Antara Pemimpin dan Syariat

Antara Pemimpin dan Syariat

            DALAM era kejayaan kholifah Bani Abbas telah memiliki sejumlah prestasi dalam bidang budaya. Pada masa itu masyarakat Islam telah memulai melakukan kajian penelitian terkait ilmu pengetahuan.

Perkembangan Islam pada zaman Bani Abbas dapat di lihat dari peranan masjid dan madrasah, kedua tempat itu tidak hanya digunakan sebagai alat untuk beribadah tapi juga sebagai tempat pusat perkembangan ajaran Islam. Allah swt berfirman:

وَلَوْ أَنَّ أَهْلَ الْقُرَىٰ آمَنُوا وَاتَّقَوْا لَفَتَحْنَا عَلَيْهِمْ بَرَكَاتٍ مِنَ السَّمَاءِ وَالْأَرْضِ وَلَٰكِنْ كَذَّبُوا فَأَخَذْنَاهُمْ بِمَا كَانُوا يَكْسِبُونَ

Artinya: “Jikalau sekiranya penduduk negeri-negeri beriman dan bertakwa, pastilah Kami akan melimpahkan kepada mereka berkah dari langit dan bumi, tetapi mereka mendustakan (ayat-ayat Kami) itu, maka Kami siksa mereka disebabkan perbuatannya.”

                Islam merupakan ajaran yang syumul, mengatur seluruh aspek kehidupan manusia. Oleh karena itu, Allah SWT mewajibkan kepada umatnya untuk senantiasa berhukum dengan syariat Allah dalam setiap perkara. Dengan pelbagai cara Allah memerintahkan kepada hamba-Nya agar berhukum dengan hukum Allah. Sebagaimana firman Allah swt :

وَأَنِ احْكُم بَيْنَهُم بِمَا أَنزَلَ اللّهُ وَلاَ تَتَّبِعْ أَهْوَاءهُمْ وَاحْذَرْهُمْ أَن يَفْتِنُوكَ عَن بَعْضِ مَا أَنزَلَ اللّهُ إِلَيْكَ فَإِن تَوَلَّوْاْ فَاعْلَمْ أَنَّمَا يُرِيدُ اللّهُ أَن يُصِيبَهُم بِبَعْضِ ذُنُوبِهِمْ وَإِنَّ كَثِيراً مِّنَ النَّاسِ لَفَاسِقُونَ (49) أَفَحُكْمَ الْجَاهِلِيَّةِ يَبْغُونَ وَمَنْ أَحْسَنُ مِنَ اللّهِ حُكْماً لِّقَوْمٍ يُوقِنُونَ 50

Artinya :”Dan hendaklah kamu berhukum dengan apa yang diturunkan Allah dan janganlah engkau mengikuti hawa nafsu mereka.

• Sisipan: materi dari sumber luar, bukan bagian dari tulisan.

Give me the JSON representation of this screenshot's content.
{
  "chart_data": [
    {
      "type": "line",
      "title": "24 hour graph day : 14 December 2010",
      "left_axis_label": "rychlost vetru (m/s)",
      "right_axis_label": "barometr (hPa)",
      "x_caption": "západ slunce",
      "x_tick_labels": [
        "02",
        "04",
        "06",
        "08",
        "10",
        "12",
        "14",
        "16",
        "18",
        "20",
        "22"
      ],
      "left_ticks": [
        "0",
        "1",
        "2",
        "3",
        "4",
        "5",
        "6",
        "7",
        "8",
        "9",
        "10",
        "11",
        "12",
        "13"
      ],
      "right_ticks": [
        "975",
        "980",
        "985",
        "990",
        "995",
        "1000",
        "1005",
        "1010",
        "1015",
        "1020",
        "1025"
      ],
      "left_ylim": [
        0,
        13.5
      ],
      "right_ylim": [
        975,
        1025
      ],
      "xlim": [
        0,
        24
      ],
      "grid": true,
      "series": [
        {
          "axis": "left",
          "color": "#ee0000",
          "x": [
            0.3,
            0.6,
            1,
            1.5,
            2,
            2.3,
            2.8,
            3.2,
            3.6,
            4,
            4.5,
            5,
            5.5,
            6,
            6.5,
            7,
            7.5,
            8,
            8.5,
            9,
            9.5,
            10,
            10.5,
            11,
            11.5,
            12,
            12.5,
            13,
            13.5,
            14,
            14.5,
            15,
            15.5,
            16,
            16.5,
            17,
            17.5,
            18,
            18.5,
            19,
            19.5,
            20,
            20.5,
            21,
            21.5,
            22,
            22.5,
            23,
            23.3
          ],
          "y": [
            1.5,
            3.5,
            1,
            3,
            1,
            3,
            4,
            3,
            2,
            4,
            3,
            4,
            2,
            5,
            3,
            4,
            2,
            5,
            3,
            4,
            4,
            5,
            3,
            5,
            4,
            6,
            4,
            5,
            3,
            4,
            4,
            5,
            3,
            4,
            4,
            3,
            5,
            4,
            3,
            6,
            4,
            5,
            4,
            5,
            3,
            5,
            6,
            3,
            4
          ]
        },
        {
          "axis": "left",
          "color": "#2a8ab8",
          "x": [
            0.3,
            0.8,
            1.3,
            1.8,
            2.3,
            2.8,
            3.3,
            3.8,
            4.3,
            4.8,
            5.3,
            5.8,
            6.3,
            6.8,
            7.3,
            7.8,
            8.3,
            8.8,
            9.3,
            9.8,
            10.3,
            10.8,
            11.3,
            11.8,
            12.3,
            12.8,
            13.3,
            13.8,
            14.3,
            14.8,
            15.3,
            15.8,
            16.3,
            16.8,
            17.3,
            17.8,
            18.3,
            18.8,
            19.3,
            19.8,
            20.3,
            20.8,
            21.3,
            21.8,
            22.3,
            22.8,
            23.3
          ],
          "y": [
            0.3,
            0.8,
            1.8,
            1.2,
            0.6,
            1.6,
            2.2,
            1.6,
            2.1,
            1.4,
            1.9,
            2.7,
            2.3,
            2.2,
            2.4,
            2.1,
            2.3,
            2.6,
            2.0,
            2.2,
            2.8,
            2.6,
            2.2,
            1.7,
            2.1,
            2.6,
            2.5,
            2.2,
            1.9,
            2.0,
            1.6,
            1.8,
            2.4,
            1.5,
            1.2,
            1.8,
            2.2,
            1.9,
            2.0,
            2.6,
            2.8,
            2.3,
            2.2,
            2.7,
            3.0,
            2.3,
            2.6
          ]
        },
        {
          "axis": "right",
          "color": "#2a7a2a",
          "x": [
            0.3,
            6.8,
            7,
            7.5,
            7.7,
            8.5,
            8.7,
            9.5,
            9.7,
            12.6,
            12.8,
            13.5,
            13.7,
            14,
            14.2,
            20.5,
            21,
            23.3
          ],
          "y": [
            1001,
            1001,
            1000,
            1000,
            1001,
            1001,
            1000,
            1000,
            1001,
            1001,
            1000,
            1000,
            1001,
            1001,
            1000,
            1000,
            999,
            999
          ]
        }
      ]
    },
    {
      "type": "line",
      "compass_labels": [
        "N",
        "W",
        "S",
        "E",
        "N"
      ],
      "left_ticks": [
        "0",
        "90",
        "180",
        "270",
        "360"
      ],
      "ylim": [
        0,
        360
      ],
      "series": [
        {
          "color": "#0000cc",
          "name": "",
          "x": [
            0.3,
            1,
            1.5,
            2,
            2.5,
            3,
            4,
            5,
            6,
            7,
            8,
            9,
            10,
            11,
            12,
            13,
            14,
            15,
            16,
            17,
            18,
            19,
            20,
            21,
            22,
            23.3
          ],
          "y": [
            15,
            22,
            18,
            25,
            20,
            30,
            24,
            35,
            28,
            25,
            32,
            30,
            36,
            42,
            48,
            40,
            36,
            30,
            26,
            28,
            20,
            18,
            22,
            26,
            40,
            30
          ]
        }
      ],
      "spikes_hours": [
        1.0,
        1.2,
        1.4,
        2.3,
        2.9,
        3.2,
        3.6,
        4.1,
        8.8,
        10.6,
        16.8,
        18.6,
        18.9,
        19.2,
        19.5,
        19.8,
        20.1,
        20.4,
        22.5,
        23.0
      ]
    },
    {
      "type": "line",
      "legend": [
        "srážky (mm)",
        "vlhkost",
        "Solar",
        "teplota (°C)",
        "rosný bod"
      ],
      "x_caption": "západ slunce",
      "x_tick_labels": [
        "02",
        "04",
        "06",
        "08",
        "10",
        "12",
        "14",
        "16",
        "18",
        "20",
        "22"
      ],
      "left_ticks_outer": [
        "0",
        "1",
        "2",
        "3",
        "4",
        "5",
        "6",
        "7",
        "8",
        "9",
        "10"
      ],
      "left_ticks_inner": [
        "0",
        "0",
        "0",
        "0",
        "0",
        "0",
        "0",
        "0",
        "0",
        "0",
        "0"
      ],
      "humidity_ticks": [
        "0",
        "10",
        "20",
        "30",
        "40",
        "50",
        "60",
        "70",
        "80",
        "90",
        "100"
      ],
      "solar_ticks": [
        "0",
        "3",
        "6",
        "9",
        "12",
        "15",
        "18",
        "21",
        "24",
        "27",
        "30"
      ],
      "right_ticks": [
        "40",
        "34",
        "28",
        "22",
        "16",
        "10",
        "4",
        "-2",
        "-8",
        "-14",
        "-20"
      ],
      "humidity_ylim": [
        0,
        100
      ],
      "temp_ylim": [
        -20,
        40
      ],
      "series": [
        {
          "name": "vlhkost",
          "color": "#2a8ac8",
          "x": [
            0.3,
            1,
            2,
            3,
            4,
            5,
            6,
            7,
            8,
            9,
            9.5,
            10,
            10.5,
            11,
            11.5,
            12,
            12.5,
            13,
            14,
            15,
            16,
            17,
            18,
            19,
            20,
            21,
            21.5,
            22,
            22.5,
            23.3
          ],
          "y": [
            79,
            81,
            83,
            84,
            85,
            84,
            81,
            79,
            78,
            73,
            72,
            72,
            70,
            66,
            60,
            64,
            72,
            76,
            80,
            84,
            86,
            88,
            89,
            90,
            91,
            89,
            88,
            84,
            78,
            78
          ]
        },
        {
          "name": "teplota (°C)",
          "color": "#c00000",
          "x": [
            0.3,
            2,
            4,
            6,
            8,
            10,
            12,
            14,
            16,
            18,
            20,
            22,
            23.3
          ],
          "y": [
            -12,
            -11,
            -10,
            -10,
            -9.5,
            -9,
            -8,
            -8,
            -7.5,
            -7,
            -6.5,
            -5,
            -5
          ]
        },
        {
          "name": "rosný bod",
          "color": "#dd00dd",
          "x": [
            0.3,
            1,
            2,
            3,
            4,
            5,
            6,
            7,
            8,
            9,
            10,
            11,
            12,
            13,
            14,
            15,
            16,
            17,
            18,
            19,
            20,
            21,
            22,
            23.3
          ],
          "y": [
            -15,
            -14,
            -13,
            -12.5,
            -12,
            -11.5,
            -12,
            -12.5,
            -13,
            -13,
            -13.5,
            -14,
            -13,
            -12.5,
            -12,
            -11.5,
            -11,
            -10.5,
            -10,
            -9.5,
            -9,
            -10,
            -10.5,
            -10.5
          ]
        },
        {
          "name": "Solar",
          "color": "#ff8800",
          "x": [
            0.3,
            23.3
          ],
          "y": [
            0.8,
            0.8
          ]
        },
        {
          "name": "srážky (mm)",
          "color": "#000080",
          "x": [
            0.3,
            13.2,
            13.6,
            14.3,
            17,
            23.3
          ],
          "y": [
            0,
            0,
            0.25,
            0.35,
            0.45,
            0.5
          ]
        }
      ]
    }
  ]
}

Dan waspadalah terhadap mereka, jangan sampai mereka memperdayaimu atas sebagian yang Allah turunkan kepadamu. Jika mereka berpaling (dari hukum yang Allah turunkan) maka ketahuilah bahwa sesungguhnya Allah berkehendak menimpakan musibah kepada mereka karena dosa-dosa mereka.

Dan sungguh kebanyakan manusia adalah orang-orang yang fasik (49) Apakah hukum jahiliyah yang mereka kehendaki? Dan siapakah yang lebih baik dari Allah (dalam menetapkan hukum)  bagi orang-orang yang yakin (50)”.  (QS Al Maidah 49-50)

             Di dalam ayat di atas Allah memerintahkan berhukum dengan hukum Allah dan mengancam orang-orang yang meninggalkan hukum Allah dengan musibah yang akan diturunkan. Artinya, kita perlu melakukan muhasabah apabila pada suatu wilayah sering terjadi musibah.